Ссылки для упрощенного доступа

"Что, я должен быть фашистом?" Последнее слово осталось за осужденными


В суде по делу "Сети". После приговора 10 февраля
В суде по делу "Сети". После приговора 10 февраля

После крайне сурового приговора по делу "Сети", вынесенного 10 февраля Приволжским окружным военным судом в Пензе, в социальных сетях стали вспоминать "последние слова", сказанные фигурантами этого дела, а ныне осужденными на сроки от 6 до 18 лет, в суде.

Эти слова, как и доводы адвокатов и свидетелей защиты, не были приняты к сведению судебной инстанцией, поскольку приговор в точности повторил то, что требовало обвинение. С 18 января, с момента произнесения "последнего слова" оказавшимися на скамье подсудимых, до 10 февраля, когда был вынесен приговор, в настроении суда ничего не изменилось.

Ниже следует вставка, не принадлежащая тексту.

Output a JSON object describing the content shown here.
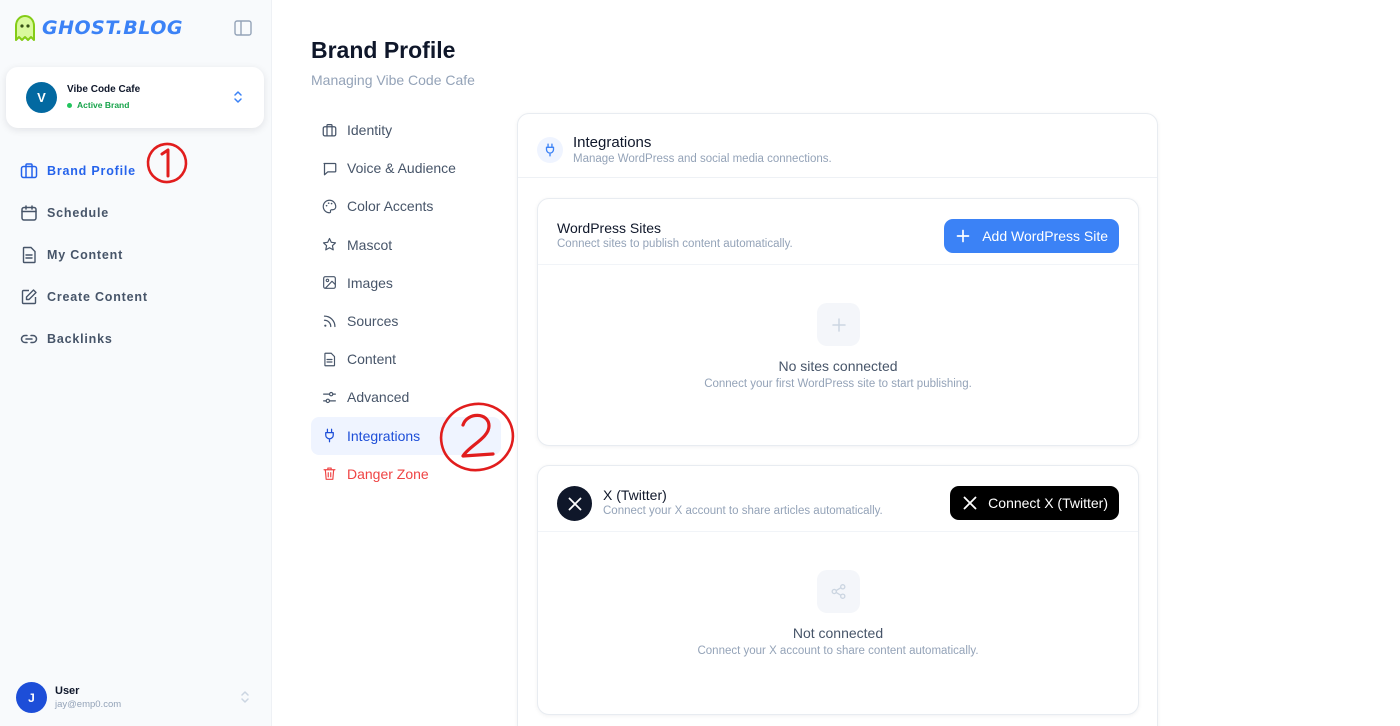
{
  "app": {
    "logo_text": "GHOST.BLOG"
  },
  "brand": {
    "avatar_initial": "V",
    "name": "Vibe Code Cafe",
    "status": "Active Brand"
  },
  "sidebar": {
    "items": [
      {
        "label": "Brand Profile",
        "icon": "briefcase-icon",
        "active": true
      },
      {
        "label": "Schedule",
        "icon": "calendar-icon"
      },
      {
        "label": "My Content",
        "icon": "file-icon"
      },
      {
        "label": "Create Content",
        "icon": "edit-icon"
      },
      {
        "label": "Backlinks",
        "icon": "link-icon"
      }
    ]
  },
  "user": {
    "avatar_initial": "J",
    "name": "User",
    "email": "jay@emp0.com"
  },
  "page": {
    "title": "Brand Profile",
    "subtitle": "Managing Vibe Code Cafe"
  },
  "subnav": {
    "items": [
      {
        "label": "Identity",
        "icon": "briefcase-icon"
      },
      {
        "label": "Voice & Audience",
        "icon": "message-icon"
      },
      {
        "label": "Color Accents",
        "icon": "palette-icon"
      },
      {
        "label": "Mascot",
        "icon": "star-icon"
      },
      {
        "label": "Images",
        "icon": "image-icon"
      },
      {
        "label": "Sources",
        "icon": "rss-icon"
      },
      {
        "label": "Content",
        "icon": "file-icon"
      },
      {
        "label": "Advanced",
        "icon": "sliders-icon"
      },
      {
        "label": "Integrations",
        "icon": "plug-icon",
        "active": true
      },
      {
        "label": "Danger Zone",
        "icon": "trash-icon",
        "danger": true
      }
    ]
  },
  "integrations": {
    "title": "Integrations",
    "description": "Manage WordPress and social media connections.",
    "wordpress": {
      "title": "WordPress Sites",
      "description": "Connect sites to publish content automatically.",
      "button": "Add WordPress Site",
      "empty_title": "No sites connected",
      "empty_desc": "Connect your first WordPress site to start publishing."
    },
    "twitter": {
      "title": "X (Twitter)",
      "description": "Connect your X account to share articles automatically.",
      "button": "Connect X (Twitter)",
      "empty_title": "Not connected",
      "empty_desc": "Connect your X account to share content automatically."
    }
  },
  "annotations": {
    "mark_1": "1",
    "mark_2": "2"
  },
  "colors": {
    "accent": "#3b82f6",
    "active_text": "#2563eb",
    "danger": "#ef4444",
    "success": "#22c55e",
    "annotation": "#e11d1d"
  }
}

Радио Свобода публикует отрывки из выступлений с последним словом в суде в Пензе семерых человек, теперь уже осужденных за создание террористического сообщества.

"Просто у нас не было своего Нюрнбергского процесса"

Дмитрий Пчелинцев – 18 лет строгого режима и полтора года ограничения свободы.

27 лет, работал инструктором по спортивной стрельбе на пензенском стрельбище. Адвокат Пчелинцева зафиксировал рассказ подзащитного о том, что его били и пытали током, чтобы получить признательные показания.

"Уважаемый суд, участники процесса. В принципе, всё, что я мог бы сказать, было уже неоднократно сказано, как мной, так и другими в процессе, на судебном следствии, в прениях сторон. Стоит сказать только о том, что все-таки, наверное, мы виновны. Но только виновны, конечно же, не в терроризме. Не только мы, а мы все, присутствующие здесь в зале суда, и те даже, кого здесь нет. Потому что мы делали что-то неправильно, раз допустили, что у нас в стране такое возможно. И мы, видимо, очень долго двигаемся куда-то не туда, раз пришли… вот сюда […].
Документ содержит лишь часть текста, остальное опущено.